Zum Sonntagabend gibt es meine semi-originellen Gedanken und semi-spannenden Erlebnisse aus der abgelaufenen Woche. Manchmal banal, häufig trivial, meistens egal.
03. Februar 2025, Berlin
6.30 Uhr. Sitze im Wohnzimmer auf dem Sofa, um langsam die Lebensgeister in mir zu erwecken. Das will nicht so recht gelingen, denn heute startet unsere alljährliche Fastenwoche. Deswegen darf ich keinen Kaffee trinken, sondern muss mich mit Pfefferminztee begnügen. Und mit Pfefferminztee weckst du keine Lebensgeister.
Kein Montag sollte damit beginnen, dass du keinen Kaffee trinken darfst. Und auch kein anderer Tag. Für mich ist der Verzicht auf Kaffee tatsächlich das schlimmste am Fasten. Warum gibt es eigentlich kein Kaffee-Fasten, wo du anstatt schrecklicher Gemüsesäfte Kaffee trinkst? Das könnte ich mir gut vorstellen – die Lebensgeister ebenfalls – und das wäre nicht so freudlos-asketisch. Wahrscheinlich aber nicht so wahnsinnig gut für den Magen.

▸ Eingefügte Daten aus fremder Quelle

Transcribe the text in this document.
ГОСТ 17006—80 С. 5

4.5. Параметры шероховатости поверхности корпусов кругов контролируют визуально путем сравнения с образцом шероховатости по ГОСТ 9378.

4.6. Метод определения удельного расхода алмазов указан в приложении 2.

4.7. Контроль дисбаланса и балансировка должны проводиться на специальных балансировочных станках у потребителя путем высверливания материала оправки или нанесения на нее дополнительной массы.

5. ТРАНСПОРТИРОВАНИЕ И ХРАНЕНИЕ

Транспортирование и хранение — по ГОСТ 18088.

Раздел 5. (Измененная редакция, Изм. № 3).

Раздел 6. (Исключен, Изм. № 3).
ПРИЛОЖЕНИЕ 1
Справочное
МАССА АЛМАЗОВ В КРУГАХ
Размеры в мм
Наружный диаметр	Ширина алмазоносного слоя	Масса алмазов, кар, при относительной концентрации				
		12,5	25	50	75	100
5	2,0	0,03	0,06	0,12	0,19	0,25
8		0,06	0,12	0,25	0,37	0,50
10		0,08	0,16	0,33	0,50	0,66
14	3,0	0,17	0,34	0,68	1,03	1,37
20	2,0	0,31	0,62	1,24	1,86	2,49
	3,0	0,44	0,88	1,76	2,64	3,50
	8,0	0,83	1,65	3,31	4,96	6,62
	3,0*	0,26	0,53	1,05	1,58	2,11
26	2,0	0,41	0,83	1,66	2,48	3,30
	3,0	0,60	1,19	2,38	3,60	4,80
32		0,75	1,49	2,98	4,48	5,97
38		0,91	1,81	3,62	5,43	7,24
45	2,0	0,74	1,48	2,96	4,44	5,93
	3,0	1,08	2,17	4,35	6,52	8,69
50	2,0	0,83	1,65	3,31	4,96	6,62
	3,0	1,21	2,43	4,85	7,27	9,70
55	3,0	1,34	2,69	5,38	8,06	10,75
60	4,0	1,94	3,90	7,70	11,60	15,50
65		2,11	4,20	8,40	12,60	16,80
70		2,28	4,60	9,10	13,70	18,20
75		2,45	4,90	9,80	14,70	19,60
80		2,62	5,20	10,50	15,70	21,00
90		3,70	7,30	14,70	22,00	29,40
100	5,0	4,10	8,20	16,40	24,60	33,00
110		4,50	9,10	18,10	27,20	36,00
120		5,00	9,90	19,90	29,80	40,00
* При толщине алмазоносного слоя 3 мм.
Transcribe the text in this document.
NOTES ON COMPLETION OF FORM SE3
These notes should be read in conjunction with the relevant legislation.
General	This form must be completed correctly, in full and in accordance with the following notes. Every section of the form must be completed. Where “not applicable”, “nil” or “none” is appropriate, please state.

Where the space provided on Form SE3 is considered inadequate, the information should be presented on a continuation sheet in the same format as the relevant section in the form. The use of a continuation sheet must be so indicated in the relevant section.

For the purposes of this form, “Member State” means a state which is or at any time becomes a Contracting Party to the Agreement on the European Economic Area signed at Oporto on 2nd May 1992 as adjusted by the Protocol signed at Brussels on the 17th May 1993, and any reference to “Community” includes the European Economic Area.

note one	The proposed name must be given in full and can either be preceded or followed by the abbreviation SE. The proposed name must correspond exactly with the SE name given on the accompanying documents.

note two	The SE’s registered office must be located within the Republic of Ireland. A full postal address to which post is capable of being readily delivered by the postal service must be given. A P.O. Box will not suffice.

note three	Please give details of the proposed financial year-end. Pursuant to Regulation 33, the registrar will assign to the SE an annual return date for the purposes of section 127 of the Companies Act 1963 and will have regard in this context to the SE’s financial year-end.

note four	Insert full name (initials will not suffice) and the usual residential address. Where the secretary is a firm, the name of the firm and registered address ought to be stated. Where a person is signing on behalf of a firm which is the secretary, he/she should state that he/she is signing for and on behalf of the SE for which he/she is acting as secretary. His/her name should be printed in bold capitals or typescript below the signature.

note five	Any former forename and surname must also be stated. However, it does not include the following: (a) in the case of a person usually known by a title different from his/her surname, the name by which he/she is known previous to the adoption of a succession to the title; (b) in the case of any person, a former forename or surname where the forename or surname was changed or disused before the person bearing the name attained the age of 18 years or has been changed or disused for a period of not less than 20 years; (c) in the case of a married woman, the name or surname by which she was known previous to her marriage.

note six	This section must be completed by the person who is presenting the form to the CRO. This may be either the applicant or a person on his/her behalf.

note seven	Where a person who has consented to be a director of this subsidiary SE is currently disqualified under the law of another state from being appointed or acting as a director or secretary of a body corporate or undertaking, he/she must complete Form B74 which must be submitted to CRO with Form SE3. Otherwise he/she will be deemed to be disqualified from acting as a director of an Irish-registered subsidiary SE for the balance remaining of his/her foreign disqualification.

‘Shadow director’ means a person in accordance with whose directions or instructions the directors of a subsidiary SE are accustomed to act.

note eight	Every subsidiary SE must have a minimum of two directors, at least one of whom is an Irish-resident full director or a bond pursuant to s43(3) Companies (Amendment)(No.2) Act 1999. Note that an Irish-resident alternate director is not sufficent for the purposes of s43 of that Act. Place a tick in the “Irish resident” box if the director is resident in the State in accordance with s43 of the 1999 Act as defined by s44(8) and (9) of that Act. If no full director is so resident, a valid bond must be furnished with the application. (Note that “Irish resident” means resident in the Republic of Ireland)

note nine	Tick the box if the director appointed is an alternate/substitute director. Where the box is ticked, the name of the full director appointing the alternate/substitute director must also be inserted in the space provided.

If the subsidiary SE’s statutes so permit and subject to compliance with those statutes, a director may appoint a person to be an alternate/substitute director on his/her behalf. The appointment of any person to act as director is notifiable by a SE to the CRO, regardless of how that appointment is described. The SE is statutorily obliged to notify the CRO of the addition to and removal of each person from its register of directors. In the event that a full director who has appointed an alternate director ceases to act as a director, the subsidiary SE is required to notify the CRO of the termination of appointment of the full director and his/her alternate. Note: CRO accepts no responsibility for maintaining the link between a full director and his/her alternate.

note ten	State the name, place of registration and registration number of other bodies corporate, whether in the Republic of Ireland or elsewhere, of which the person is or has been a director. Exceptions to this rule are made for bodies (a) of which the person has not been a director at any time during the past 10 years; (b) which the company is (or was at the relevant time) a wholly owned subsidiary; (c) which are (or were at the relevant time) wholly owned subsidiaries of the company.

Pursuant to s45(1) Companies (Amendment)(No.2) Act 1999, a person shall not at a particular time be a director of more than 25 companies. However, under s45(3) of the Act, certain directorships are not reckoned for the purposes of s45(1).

Ich fühle mich jetzt schon müde, schlapp und antriebslos. Dabei ist meine letzte Mahlzeit erst elfeinhalb Stunden her. Wie wird das erst, wenn ich 50, 60 oder 70 Stunden nichts gegessen habe? Keine guten Aussichten für meine Arbeitsproduktivität diese Woche. (Christian Lindner schaut kritisch in meine Richtung.)

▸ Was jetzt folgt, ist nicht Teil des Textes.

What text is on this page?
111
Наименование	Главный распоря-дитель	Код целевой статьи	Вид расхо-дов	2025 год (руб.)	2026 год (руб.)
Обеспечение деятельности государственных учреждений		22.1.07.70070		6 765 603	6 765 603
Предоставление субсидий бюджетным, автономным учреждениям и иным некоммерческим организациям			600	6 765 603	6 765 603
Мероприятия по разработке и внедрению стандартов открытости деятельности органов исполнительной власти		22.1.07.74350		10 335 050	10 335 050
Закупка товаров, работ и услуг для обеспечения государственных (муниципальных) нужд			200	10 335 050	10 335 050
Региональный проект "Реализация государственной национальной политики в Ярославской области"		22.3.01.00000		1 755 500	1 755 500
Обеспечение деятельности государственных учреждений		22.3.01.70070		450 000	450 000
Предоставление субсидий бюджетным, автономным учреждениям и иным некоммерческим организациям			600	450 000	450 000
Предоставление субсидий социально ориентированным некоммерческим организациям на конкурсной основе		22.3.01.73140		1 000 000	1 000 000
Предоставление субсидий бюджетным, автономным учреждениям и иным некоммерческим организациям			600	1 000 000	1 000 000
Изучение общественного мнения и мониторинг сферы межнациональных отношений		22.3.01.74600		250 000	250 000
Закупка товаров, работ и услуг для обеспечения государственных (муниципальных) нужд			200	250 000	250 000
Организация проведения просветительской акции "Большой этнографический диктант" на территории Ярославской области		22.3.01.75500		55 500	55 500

Vormittags Laufen im Volkspark Rehberge. Damit der Stoffwechsel während des Fastens nicht komplett runterfährt, will ich trotzdem jeden Tag joggen. Um meinem Körper zu signalisieren, dass ich trotz der ausbleibenden Nahrungsaufnahme noch lebe.

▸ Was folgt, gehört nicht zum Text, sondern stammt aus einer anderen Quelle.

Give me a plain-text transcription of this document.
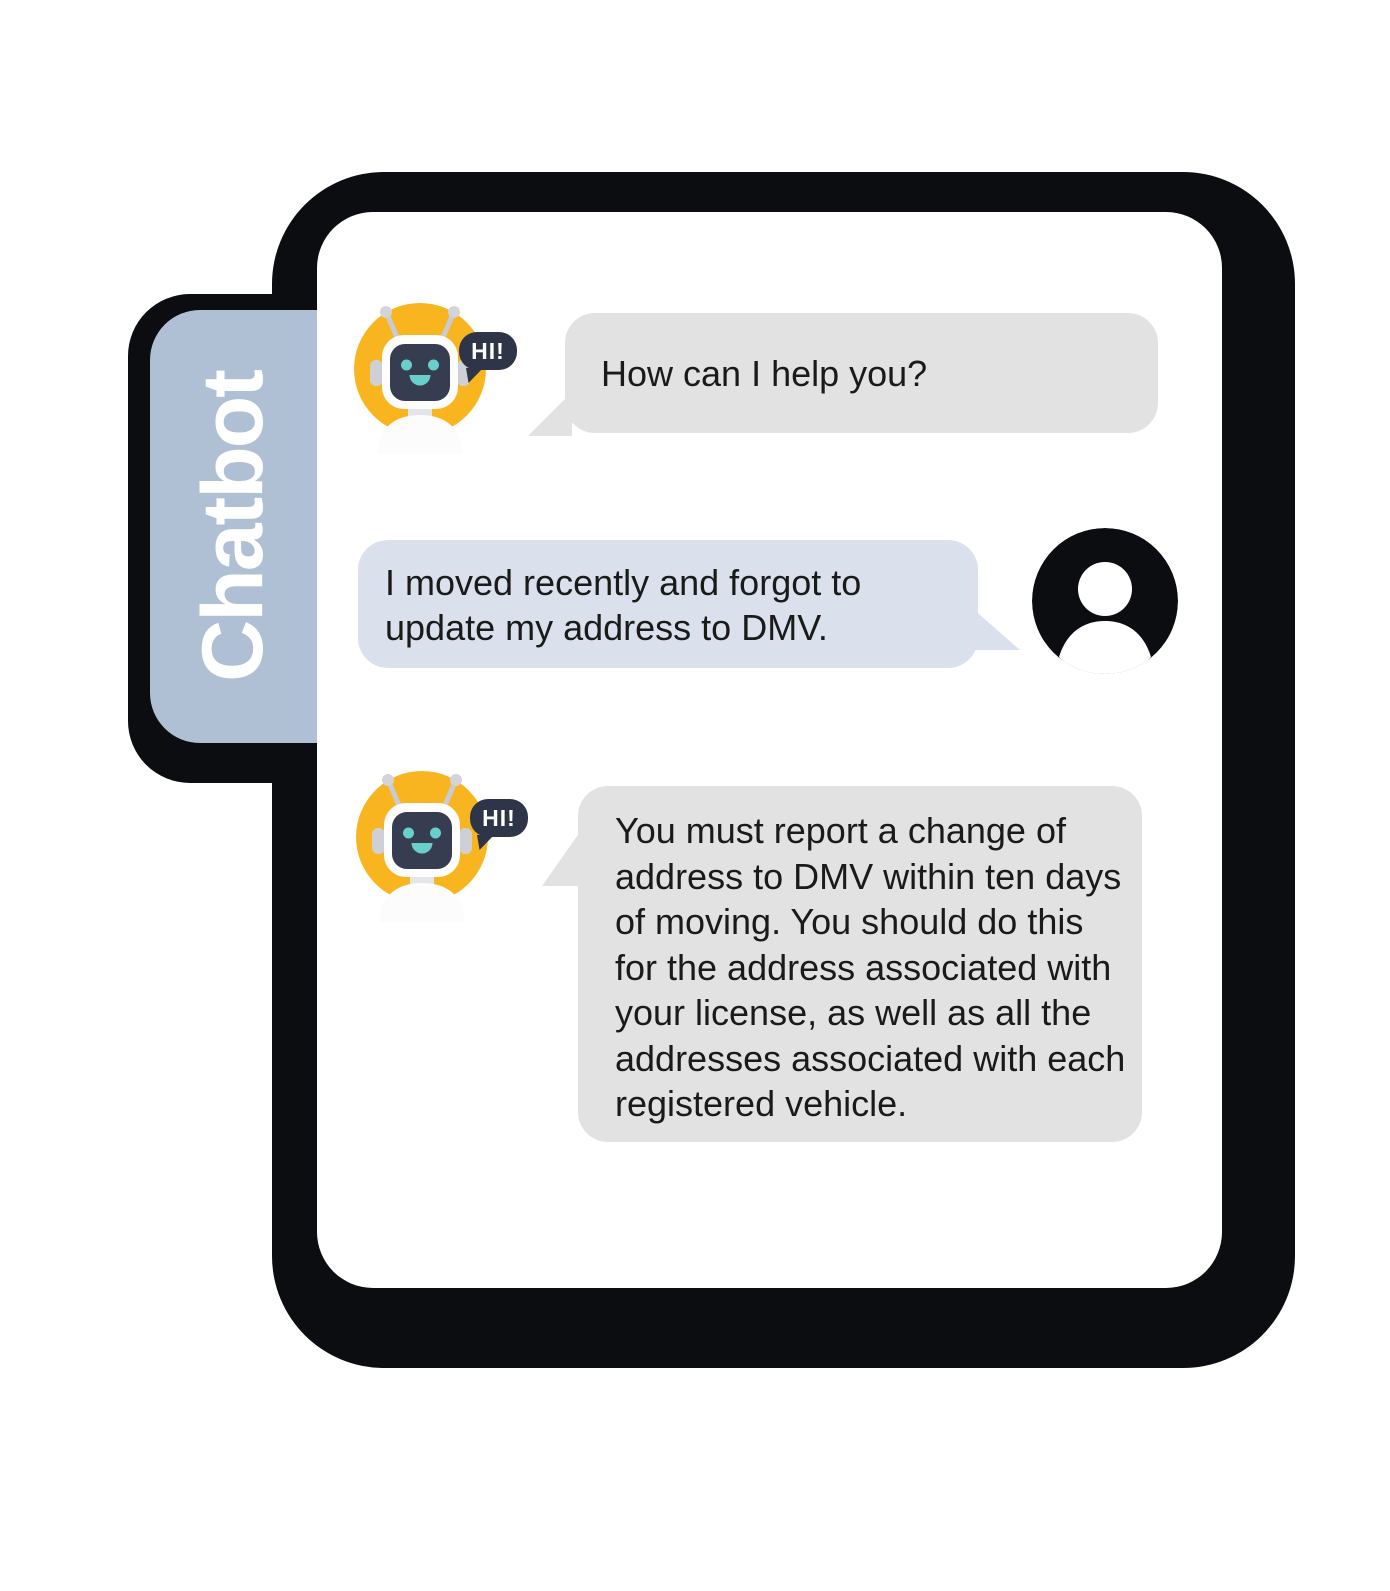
Chatbot
HI!
How can I help you?
I moved recently and forgot to update my address to DMV.
HI!	You must report a change of address to DMV within ten days of moving. You should do this for the address associated with your license, as well as all the addresses associated with each registered vehicle.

Im Wildgehege sehe ich einen riesigen, mit braunem Moos bewachsenen Findling. Zu meiner Verwunderung bewegt er sich auf einmal. Wahrscheinlich halluziniere ich das nur. Schließlich entpuppt sich der Stein als monströs großes Wildschwein. Vielleicht halluziniere ich das ebenfalls.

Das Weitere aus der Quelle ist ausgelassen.